With this in mind, Arslanian believes that Hong Kong’s retail over-the-counter trading centers may increase due to the influx of Chinese tourists interested in buying cryptocurrencies.On the other hand, Arslanian mentioned Hong Kong’s The upcoming regulatory framework for cryptocurrency exchanges This may result in the complete closure of these stores.
As previously reported by Cointelegraph, the Hong Kong Financial Services and Treasury Bureau has Consider restricting encrypted access A portfolio with at least $1 million in assets. If passed, the new guidelines will restrict the use of cryptocurrency by approximately 93% of the urban population.
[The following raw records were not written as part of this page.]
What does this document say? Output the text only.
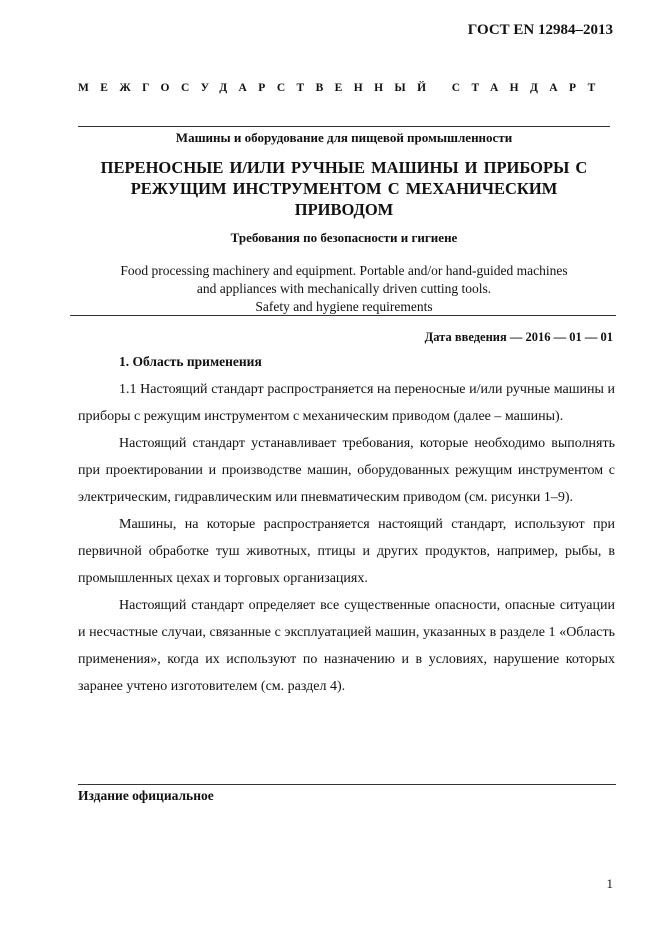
ГОСТ EN 12984–2013
МЕЖГОСУДАРСТВЕННЫЙ СТАНДАРТ
Машины и оборудование для пищевой промышленности
ПЕРЕНОСНЫЕ И/ИЛИ РУЧНЫЕ МАШИНЫ И ПРИБОРЫ С
РЕЖУЩИМ ИНСТРУМЕНТОМ С МЕХАНИЧЕСКИМ
ПРИВОДОМ
Требования по безопасности и гигиене
Food processing machinery and equipment. Portable and/or hand-guided machines
and appliances with mechanically driven cutting tools.
Safety and hygiene requirements
Дата введения — 2016 — 01 — 01
1. Область применения

1.1 Настоящий стандарт распространяется на переносные и/или ручные машины и приборы с режущим инструментом с механическим приводом (далее – машины).

Настоящий стандарт устанавливает требования, которые необходимо выполнять при проектировании и производстве машин, оборудованных режущим инструментом с электрическим, гидравлическим или пневматическим приводом (см. рисунки 1–9).

Машины, на которые распространяется настоящий стандарт, используют при первичной обработке туш животных, птицы и других продуктов, например, рыбы, в промышленных цехах и торговых организациях.

Настоящий стандарт определяет все существенные опасности, опасные ситуации и несчастные случаи, связанные с эксплуатацией машин, указанных в разделе 1 «Область применения», когда их используют по назначению и в условиях, нарушение которых заранее учтено изготовителем (см. раздел 4).

Издание официальное
1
Although this is a major challenge for physical OTC stores, Arslanian said that OTC stores may simply move their business underground. However, he pointed out that this brings greater risks to customers: “If there is a problem, the public is unlikely to report it to the authorities.”
Regarding uncertain regulations, Yeung commented that the main challenge facing the Hong Kong dollar is to understand whether Hong Kong will soon allow only institutional investors to invest in cryptocurrencies: “This will have a big impact on our business.” Arslanian added, The inability of regulated cryptocurrency exchanges to provide services to retail customers is strongly opposed by the crypto community, as this is likely to cause users to switch to unregulated platforms.
Unfortunately, Arslanian further pointed out that obtaining the correct licenses for physical OTC stores will be extremely challenging, even if they try to be fully regulated. Up to now, Yeung mentioned that HKD only needs valid ID and address verification to buy and sell cryptocurrencies on exchanges.
Interestingly, currently, Hong Kong’s only regulated cryptocurrency exchange It’s OSL, and it’s too BC Group supported by FidelityAndrew Walton, OSL’s managing director and head of exchange, explained to Cointelegraph that OSL was purposefully established with regulations in mind, and even self-regulated before certain current laws were promulgated.
In addition, Walton shared that OSL is Singapore’s Payment Services Act, Or PSA, and have Also applied for a digital payment tokenOr DPT, through a license issued by the Monetary Authority of Singapore. The recent impressive regulatory approvals have allowed OSL to expand its operations to Latin America. “In Latin America, OSL Exchange products will initially be provided to institutions and professional investors in the region, Mexico, Colombia, and Argentina. With the regulatory development throughout the region, OSL’s Latin American products will also seek appropriate licenses,” Wall Dayton added.
Need retail investors from a business perspective
Although OSL’s efforts are indeed noteworthy, Arslanian pointed out that a large amount of revenue usually comes from retail customers buying and selling cryptocurrencies on exchanges, and the retail flow in turn attracts institutional customers. Therefore, he pointed out that from a business perspective, Hong Kong’s willingness to force crypto exchanges to cater only to institutional investors is a difficult issue. Although this may be the case, Walton stated that the interest of the institutional sector of OSL has increased significantly in the past year.
In view of the ongoing uncertainty in cryptocurrency regulation, Arslanian mentioned that Hong Kong is likely to be the most suitable for institutional investors, while Singapore may be more suitable for retail customers.